A month has gone by since the last earnings report for Bank of America (BAC). Shares have lost about 11% in that time frame, underperforming the S&P 500.
Will the recent negative trend continue leading up to its next earnings release, or is Bank of America due for a breakout? Before we dive into how investors and analysts have reacted as of late, let's take a quick look at the most recent earnings report in order to get a better handle on the important catalysts.
BofA's Q2 Earnings Beat on Loan Growth, Cost Control
Loan growth and higher equity issuances drove Bank of America’s second-quarter 2019 earnings of 74 cents per share, which outpaced the Zacks Consensus Estimate of 70 cents. Also, the figure was up 17% from the prior-year quarter.
The results were mainly driven by strong consumer banking division performance. Net interest income growth (driven by higher rates and decent loan growth) majorly supported the top line. Further, despite taking several initiatives including technology upgrades at existing ATMs and branches, and opening new branches, the company was able to manage expenses efficiently.
As expected, investment banking performance was weak as debt underwriting revenues and advisory fees declined, while equity underwriting fees improved. Additionally, equity and fixed income trading was dismal, leading to fall in sales and trading revenues. Further, card fees and service charges decreased.
Moreover, provision for credit losses increased during the reported quarter.
Overall performance of the company’s business segments, in terms of net income generation, was decent. All segments, except Global Markets and Global Banking, witnessed a rise in net income.
Loan Growth Aids Revenues, Expenses Up Slightly
Net revenues amounted to $23.1 billion, which marginally beat the Zacks Consensus Estimate of $23 billion. Also, the reported figure was up 2% on a year-over-year basis.
Net interest income, on a fully taxable-equivalent basis, grew 3% year over year to $12.3 billion, driven by higher rates, and loan and deposit growth. Further, net interest yield was up 3 basis points (bps) to 2.44%.
Non-interest income increased 2% from the year-ago quarter to $10.9 billion.
Non-interest expenses were $13.2 billion, up marginally.
Efficiency ratio was 57.11%, down from 58.25% in the year-ago quarter. Decline in efficiency ratio indicates improved profitability.
Credit Quality: A Mixed Bag
Provision for credit losses increased 4% on a year-over-year basis to $857 million.
However, net charge-offs declined 11% to $991 million, mainly due to recoveries from sales of previously charged-off non-core home equity loans, partly offset by an increase in commercial charge-offs. Further, as of Jun 30, 2019, ratio of non-performing assets ratio was 0.47%, down 19 bps.
Strong Capital Position
The company’s book value per share as of Jun 30, 2019, was $26.41 compared with $24.07 on Jun 30, 2018. Tangible book value per share as of the second-quarter end was $18.92, up from $17.07 a year ago.

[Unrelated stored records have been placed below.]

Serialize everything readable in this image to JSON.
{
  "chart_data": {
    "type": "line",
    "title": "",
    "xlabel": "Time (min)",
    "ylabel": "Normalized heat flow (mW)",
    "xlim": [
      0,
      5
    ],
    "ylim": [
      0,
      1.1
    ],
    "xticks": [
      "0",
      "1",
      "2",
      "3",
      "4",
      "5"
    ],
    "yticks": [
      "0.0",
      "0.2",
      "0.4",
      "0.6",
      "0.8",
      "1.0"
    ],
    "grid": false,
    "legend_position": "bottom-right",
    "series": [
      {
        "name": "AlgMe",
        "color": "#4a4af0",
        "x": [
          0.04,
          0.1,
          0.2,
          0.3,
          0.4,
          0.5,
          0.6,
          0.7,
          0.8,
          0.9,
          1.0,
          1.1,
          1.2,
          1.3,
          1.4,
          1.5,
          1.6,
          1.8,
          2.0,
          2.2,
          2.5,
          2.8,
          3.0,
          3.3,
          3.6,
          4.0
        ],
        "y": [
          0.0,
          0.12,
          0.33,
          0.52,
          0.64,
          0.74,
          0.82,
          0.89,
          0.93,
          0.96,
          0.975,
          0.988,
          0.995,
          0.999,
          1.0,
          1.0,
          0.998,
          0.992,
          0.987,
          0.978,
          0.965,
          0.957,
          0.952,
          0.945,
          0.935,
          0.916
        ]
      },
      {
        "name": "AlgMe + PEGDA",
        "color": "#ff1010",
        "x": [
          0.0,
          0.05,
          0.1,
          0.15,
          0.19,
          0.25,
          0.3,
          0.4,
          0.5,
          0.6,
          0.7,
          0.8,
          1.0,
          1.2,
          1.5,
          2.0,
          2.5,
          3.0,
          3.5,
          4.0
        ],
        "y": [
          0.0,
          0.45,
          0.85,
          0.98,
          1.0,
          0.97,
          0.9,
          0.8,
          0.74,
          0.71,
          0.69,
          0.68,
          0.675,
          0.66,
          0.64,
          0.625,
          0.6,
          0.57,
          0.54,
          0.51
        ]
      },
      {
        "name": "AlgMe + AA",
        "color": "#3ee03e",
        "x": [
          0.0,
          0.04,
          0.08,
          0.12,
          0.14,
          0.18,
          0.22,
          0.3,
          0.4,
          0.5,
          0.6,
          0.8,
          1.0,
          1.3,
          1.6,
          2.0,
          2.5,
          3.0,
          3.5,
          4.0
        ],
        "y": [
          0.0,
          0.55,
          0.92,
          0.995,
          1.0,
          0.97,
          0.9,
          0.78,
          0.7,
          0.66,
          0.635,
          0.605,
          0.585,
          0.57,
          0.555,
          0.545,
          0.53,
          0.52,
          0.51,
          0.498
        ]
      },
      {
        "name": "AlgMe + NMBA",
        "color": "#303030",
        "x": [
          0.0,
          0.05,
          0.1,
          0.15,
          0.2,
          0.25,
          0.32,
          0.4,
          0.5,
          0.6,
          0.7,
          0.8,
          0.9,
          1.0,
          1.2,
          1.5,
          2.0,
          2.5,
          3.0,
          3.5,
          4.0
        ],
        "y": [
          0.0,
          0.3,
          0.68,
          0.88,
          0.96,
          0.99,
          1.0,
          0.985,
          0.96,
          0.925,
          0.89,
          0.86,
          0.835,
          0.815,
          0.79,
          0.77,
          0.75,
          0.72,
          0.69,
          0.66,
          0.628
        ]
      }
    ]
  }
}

At the end of June 2019, the company’s common equity tier 1 capital ratio (Basel 3 Fully Phased-in) (Advanced approaches) was 12.0%, up from 11.5% as of Jun 30, 2018.
Share Repurchase Update
During the reported quarter, BofA repurchased shares worth $6.5 billion.
During the second half of the year, NII is projected to benefit from growth in loan and deposits, and an additional day of interest in the third quarter. However, lower rates will be a headwind.
For 2019, management anticipates NII to be up nearly 2% (down from growth of 3% as previously guided), based on the assumption of flattish yield curve, two rate cuts this year, and modest loan and deposit growth.
In 2019, core loan growth is anticipated to be in the low-single digits.
In the second half of 2019, operating expenses are expected to be roughly equal to first-half level. Increased technology investment in the second half along with the cost of adding new client facing professionals will likely be offset by the seasonally lower incentive costs.
Additionally, 2019 operating expenses are expected to be slightly lower than reclassified 2018 level (on adjusted basis)
With LIBOR rates lower than first-quarter level and the forward curve projecting further declines, management expects client deposit rates to move lower over the third quarter.
Net charge-offs (NCOs) are expected to remain approximately $1 billion in each of the remaining quarters of 2019, on the assumption of no change on current economic conditions. Further, provisions are expected to roughly match NCOs in sync with loan growth.
The effective tax rate (in absence of unusual items) is expected to be roughly 19%.
How Have Estimates Been Moving Since Then?
In the past month, investors have witnessed a downward trend in estimates revision.
Currently, Bank of America has a subpar Growth Score of D, however its Momentum Score is doing a bit better with a C. Charting a somewhat similar path, the stock was allocated a grade of B on the value side, putting it in the top 40% for this investment strategy.
Overall, the stock has an aggregate VGM Score of C. If you aren't focused on one strategy, this score is the one you should be interested in.
Estimates have been broadly trending downward for the stock, and the magnitude of these revisions indicates a downward shift. Notably, Bank of America has a Zacks Rank #3 (Hold). We expect an in-line return from the stock in the next few months.